En cuanto Moisés franqueó el puesto de guardia que daba acceso a la sala de columnas en construcción, el jefe de los picapedreros se adelantó hacia él.

—No es posible trabajar en estas condiciones.

—El calor aún no es insoportable.

—Eso no nos asusta… Hablo del comportamiento del nuevo jefe del equipo de ladrilleros que construyen los andamios.

—¿Lo conozco?

—Se llama Sary, es el esposo de Dolente, la hermana del faraón. ¡Igual se cree que por eso puede hacer lo que le dé la gana!

—¿Qué le reprochas?

—Debido a que encuentra la tarea demasiado penosa, sólo convocará a su equipo cada dos días, pero lo privará de siesta y racionará el agua. ¿Piensa tratar a nuestros colegas como esclavos? ¡Estamos en Egipto, no en Grecia ni entre los hititas! Me declaro solidario con los ladrilleros.
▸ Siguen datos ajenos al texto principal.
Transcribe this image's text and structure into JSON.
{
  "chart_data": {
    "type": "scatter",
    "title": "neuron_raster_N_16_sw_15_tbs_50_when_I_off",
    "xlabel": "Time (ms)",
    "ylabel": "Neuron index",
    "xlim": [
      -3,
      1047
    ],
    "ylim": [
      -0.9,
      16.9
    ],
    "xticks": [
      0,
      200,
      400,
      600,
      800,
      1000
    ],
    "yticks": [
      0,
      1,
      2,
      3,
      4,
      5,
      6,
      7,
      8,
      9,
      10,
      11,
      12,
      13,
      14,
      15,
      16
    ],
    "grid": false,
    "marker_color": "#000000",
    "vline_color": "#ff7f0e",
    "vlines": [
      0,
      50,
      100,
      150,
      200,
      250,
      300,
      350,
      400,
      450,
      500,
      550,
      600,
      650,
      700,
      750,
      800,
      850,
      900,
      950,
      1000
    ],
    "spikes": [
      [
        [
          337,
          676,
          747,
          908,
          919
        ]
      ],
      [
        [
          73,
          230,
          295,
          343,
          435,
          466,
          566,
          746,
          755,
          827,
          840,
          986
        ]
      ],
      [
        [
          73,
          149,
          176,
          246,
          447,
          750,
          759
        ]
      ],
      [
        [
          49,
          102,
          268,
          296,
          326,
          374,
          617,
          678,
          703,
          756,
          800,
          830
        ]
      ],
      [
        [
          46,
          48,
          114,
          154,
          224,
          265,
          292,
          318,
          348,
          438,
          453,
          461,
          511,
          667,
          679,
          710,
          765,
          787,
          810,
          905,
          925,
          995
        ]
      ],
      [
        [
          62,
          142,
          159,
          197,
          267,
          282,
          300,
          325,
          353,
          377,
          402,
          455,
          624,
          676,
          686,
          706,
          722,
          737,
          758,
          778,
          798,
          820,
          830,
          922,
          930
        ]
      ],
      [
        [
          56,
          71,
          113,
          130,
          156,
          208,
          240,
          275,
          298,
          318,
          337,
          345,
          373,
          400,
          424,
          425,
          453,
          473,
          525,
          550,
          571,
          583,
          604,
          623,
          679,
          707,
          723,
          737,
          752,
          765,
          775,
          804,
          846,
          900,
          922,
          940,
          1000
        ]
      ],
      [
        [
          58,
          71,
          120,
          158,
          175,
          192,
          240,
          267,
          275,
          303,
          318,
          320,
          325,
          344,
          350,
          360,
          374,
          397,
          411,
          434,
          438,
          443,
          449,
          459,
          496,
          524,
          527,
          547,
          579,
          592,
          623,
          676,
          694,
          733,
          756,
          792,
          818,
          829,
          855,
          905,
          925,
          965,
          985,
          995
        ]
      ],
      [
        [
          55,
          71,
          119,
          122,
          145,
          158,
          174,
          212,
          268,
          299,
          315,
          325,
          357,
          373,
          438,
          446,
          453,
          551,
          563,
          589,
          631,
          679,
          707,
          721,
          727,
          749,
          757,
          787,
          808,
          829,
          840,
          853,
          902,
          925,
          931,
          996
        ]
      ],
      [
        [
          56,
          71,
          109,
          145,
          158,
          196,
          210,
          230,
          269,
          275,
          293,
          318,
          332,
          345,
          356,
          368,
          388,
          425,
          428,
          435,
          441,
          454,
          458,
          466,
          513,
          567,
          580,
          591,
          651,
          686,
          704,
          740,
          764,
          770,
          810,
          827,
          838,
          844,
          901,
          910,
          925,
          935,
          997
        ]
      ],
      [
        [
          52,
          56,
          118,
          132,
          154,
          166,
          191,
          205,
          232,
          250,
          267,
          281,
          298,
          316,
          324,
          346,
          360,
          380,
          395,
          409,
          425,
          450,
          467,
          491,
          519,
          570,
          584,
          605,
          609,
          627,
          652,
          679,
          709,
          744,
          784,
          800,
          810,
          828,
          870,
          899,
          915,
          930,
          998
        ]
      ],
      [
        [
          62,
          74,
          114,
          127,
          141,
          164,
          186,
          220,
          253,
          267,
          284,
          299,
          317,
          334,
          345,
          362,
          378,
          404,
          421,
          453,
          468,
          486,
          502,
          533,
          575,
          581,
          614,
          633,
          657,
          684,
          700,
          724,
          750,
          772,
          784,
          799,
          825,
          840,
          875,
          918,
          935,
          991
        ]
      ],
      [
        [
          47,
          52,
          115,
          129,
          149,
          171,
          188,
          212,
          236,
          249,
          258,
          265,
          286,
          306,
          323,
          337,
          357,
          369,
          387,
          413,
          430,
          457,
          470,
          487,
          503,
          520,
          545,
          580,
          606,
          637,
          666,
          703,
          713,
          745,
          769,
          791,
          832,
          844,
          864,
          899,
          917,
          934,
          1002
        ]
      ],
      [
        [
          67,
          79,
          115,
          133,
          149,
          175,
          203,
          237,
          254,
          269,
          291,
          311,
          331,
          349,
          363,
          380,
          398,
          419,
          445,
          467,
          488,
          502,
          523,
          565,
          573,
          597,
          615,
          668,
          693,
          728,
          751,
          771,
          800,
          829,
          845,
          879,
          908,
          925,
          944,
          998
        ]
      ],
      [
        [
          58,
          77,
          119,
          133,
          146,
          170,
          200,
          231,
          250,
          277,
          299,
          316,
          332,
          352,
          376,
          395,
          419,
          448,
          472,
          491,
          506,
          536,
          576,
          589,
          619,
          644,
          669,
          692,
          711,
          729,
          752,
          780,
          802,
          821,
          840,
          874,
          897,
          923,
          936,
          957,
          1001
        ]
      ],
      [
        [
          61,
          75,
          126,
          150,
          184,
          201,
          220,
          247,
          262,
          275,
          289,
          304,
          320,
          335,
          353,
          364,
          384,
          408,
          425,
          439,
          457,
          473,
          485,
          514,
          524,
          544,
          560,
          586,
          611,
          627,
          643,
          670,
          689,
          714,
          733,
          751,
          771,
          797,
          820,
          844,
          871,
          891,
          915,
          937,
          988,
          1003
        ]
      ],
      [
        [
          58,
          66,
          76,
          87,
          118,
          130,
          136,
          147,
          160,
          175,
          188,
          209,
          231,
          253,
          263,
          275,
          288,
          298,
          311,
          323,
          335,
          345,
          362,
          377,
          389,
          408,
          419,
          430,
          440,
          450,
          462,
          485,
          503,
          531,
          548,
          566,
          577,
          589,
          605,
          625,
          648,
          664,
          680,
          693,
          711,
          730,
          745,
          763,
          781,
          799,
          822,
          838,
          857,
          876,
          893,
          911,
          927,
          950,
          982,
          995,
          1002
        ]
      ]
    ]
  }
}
—Tienes razón. ¿Dónde se encuentra Sary?

—Al fresco, bajo la tienda de los jefes de equipo.

Sary había cambiado mucho. El jovial ayo de Ramsés se había convertido en un hombre casi delgado, con el rostro anguloso y gestos nerviosos. Daba vueltas sin cesar a un brazalete de cobre demasiado ancho que llevaba en la muñeca izquierda y frotaba a menudo, con un ungüento, su dolorido pie derecho, debido a la artritis que le deformaba el dedo gordo. De su antigua función, Sary sólo había conservado un elegante vestido de lino blanco, que señalaba su pertenencia a la casta de los escribas acomodados.

Tendido en unos cojines, Sary bebía cerveza fresca. Echó una mirada despreocupada sobre Moisés cuando éste entró en la tienda.
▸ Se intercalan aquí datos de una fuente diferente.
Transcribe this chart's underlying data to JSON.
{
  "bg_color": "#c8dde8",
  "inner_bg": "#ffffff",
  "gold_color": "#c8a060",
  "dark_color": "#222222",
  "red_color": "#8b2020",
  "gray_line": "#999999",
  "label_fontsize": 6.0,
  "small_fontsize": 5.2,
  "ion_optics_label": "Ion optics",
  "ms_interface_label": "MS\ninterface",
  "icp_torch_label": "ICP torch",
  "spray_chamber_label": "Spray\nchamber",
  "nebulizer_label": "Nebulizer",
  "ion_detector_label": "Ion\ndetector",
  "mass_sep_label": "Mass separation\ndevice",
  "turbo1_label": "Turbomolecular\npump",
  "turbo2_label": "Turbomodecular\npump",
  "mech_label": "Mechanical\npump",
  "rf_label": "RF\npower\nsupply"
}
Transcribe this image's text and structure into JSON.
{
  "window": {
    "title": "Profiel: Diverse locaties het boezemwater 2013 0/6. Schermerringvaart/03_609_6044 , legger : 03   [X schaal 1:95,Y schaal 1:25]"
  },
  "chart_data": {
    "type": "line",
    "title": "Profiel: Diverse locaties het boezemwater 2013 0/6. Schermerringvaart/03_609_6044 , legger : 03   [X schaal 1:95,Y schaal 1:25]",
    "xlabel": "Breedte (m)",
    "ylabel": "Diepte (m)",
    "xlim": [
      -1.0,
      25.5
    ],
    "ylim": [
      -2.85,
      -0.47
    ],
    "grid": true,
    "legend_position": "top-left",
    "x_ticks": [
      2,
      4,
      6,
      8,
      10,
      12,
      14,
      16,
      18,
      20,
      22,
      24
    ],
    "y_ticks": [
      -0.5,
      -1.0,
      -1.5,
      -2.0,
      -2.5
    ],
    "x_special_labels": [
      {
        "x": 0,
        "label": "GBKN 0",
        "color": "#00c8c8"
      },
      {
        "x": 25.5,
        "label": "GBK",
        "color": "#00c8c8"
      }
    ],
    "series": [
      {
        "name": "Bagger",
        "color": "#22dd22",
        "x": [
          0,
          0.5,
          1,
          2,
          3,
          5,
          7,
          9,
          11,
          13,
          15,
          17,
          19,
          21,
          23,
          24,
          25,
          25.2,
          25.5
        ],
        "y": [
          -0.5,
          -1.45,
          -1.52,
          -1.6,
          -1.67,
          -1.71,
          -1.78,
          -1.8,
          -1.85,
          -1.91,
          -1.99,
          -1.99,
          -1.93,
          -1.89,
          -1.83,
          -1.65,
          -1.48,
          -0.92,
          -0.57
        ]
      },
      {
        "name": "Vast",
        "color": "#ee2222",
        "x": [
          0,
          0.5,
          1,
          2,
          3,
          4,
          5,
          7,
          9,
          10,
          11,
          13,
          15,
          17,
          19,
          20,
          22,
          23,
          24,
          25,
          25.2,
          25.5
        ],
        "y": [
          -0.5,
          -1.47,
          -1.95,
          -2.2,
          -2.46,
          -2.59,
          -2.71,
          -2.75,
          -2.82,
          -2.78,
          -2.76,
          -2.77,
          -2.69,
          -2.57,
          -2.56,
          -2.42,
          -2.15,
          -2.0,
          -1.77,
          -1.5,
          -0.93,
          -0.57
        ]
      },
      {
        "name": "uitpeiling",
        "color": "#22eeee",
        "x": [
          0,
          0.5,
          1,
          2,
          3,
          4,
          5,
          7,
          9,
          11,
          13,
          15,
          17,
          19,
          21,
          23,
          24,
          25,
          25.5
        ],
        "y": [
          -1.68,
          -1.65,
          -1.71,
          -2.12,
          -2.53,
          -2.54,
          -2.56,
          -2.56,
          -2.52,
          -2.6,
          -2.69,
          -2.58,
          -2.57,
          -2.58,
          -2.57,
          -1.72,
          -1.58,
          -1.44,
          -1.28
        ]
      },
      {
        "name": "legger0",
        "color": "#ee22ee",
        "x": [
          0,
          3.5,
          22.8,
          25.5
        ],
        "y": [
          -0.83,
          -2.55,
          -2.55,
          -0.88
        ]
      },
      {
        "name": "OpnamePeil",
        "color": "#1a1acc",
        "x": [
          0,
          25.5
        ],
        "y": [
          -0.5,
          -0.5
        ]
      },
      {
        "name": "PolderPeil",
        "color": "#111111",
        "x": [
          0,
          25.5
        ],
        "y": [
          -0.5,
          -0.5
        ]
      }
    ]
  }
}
—Hola, Sary; ¿me reconoces?

—No se olvida a Moisés, ¡el brillante condiscípulo de Ramsés! Tú también estás condenado a sudar en esta obra… El rey no da muchas ventajas a sus antiguos amigos.

—Mi condición me satisface.

—¡Podrías aspirar a más!

—¿Hay más hermoso sueño que participar en la edificación de un monumento como éste?
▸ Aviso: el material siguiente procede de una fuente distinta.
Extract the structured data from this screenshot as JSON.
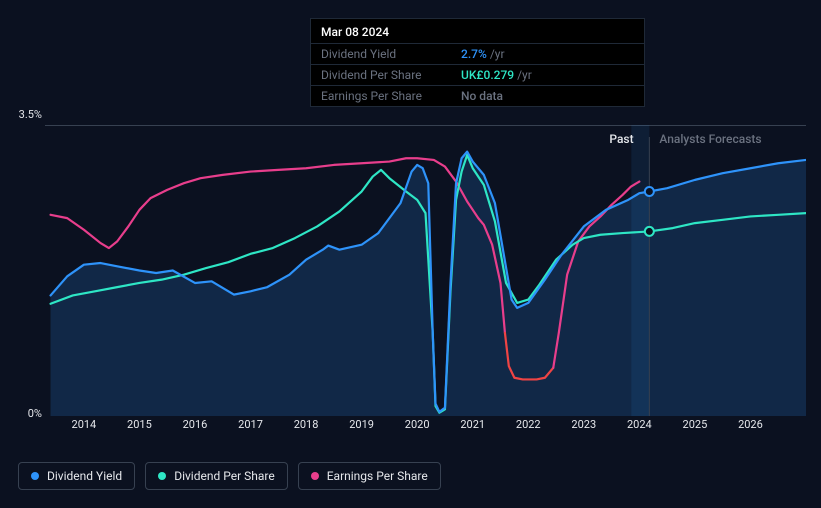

—¿Un sueño, este calor, este polvo, el sudor de los hombres, estas piedras enormes, esta labor desmesurada, el ruido de las herramientas, el contacto con peones y obreros iletrados? ¡Una pesadilla, querrás decir! Pierdes el tiempo, mi pobre Moisés.

—Se me ha confiado una misión e intento cumplirla.

—¡Hermosa y noble actitud! Cuando llegue el aburrimiento se modificará.

—¿A ti no te han confiado también una misión?

Un rictus deformó el rostro del ex ayo de Ramsés.

—Gobernar a unos ladrilleros… ¿Hay algo más entusiasmador?

—Son hombres pacientes y respetables, tanto como los escribas perezosos y demasiado alimentados.

—Extrañas palabras, Moisés; ¿te estás sublevando contra el orden social?

—Contra tu desprecio por los seres.

—¿Intentas sermonearme?

—He fijado unos horarios de trabajo para los ladrilleros y para todos los demás; conviene respetarlos.

—Yo hago mi propia elección.

—No corresponde con la mía; a ti te toca inclinarte, Sary.

—¡Me niego!

—Como quieras. Notificaré tu negativa al maestro de obras, quien alertará al visir y éste consultará con Ramsés.

—Amenazas…

—El procedimiento habitual en caso de insubordinación en una obra real.

—¡Te gusta humillarme!

—No tengo otra meta que participar en la construcción de este templo, que nadie debe dificultar.

—Te burlas de mí.

—Hoy, Sary, somos colegas: coordinar nuestros esfuerzos es la mejor solución.

—¡Ramsés te abandonará, igual que me ha rechazado a mí!

—Pide a tus ladrilleros que levanten el andamio, concédeles la siesta reglamentaria y no olvides procurarles toda el agua que deseen.